S.Korea seeks trade row end
SOUTH Korean President Moon Jae-in has offered an olive branch to Japan to end a tense trade dispute, saying Seoul will “gladly join hands” if Tokyo accepts calls to resolve it through dialogue.
Mr Moon in a nationally televised speech also downplayed the threat posed by North Korea’s recent shortrange ballistic launches and expressed hope Washington and Pyongyang would soon resume nuclear negotiations.
Moon’s speech at a ceremony marking the 74th anniversary of Korea’s liberation from Japanese colonial rule at the end of World War II come amid heightened public anger over Tokyo’s recent moves to impose trade curbs on South Korea, which triggered a fullblown diplomatic row.
Thousands of South Koreans were expected to march in planned anti-Japan protests.
Seoul has accused Tokyo of weaponizing trade to target its export-dependent economy and retaliate against South Korean court rulings calling for Japanese companies to offer reparations for aging South Korean plaintiffs for their World War II forced labour. Tokyo’s measures struck a nerve in South Korea, where many people still harbour strong resentment over Japan’s ruthless colonial rule of the Korean Peninsula from 1910 to 1945.
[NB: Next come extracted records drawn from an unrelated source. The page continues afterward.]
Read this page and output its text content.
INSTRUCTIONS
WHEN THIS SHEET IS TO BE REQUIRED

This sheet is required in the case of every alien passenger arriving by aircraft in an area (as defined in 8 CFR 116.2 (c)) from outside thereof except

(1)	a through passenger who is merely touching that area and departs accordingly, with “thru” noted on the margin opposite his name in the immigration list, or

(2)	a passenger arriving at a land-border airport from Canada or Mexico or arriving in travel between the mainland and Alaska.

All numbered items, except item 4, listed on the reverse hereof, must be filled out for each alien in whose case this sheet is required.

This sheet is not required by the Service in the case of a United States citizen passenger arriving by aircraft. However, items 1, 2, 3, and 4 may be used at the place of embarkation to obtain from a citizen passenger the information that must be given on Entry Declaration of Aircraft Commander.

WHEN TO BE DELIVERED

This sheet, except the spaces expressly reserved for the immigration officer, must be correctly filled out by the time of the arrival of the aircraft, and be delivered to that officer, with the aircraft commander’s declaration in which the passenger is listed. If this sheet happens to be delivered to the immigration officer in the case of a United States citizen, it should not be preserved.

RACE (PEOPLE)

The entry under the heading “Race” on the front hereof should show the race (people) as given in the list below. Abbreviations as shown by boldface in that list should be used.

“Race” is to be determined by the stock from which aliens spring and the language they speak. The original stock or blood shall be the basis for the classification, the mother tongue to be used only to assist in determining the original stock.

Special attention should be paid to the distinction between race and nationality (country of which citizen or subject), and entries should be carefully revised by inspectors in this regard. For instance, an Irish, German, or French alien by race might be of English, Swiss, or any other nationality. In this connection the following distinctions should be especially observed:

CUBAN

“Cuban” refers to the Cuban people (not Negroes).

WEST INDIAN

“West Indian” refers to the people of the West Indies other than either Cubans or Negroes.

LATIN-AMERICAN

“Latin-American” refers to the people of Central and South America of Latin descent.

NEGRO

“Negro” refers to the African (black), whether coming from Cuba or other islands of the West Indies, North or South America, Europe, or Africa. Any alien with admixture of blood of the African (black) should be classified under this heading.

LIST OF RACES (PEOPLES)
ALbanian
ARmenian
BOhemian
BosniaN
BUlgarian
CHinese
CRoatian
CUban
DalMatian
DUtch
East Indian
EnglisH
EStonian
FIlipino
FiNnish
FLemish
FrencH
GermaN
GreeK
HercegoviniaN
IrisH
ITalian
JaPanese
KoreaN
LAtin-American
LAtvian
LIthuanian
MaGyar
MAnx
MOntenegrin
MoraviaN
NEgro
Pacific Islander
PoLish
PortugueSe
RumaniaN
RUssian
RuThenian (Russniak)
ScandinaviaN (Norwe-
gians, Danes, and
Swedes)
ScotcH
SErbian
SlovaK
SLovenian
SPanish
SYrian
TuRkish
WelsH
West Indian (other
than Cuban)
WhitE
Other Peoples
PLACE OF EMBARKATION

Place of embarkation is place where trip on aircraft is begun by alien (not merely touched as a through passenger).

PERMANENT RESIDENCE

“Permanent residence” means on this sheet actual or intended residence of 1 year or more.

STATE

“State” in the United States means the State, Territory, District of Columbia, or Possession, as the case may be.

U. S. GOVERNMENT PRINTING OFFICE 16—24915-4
After threatening stern countermeasures and declaring that South Korea would “never lose” to Japan again, Mr Moon had taken a more conciliatory tone over the past week amid relief in Seoul that the impact of Japan’s trade measures may not be as bad as initially thought.
There has also been concerns that the government’s nationalistic calls for unity in face of what Mr Moon previously described as an “unprecedented” crisis were allowing public anger toward Japan to reach dangerous levels.
“If a country weaponizes a sector where it has a comparative advantage, the order of peaceful free trade inevitably suffers,” Mr Moon said at the ceremony at the Independence Hall in the city of Cheonan.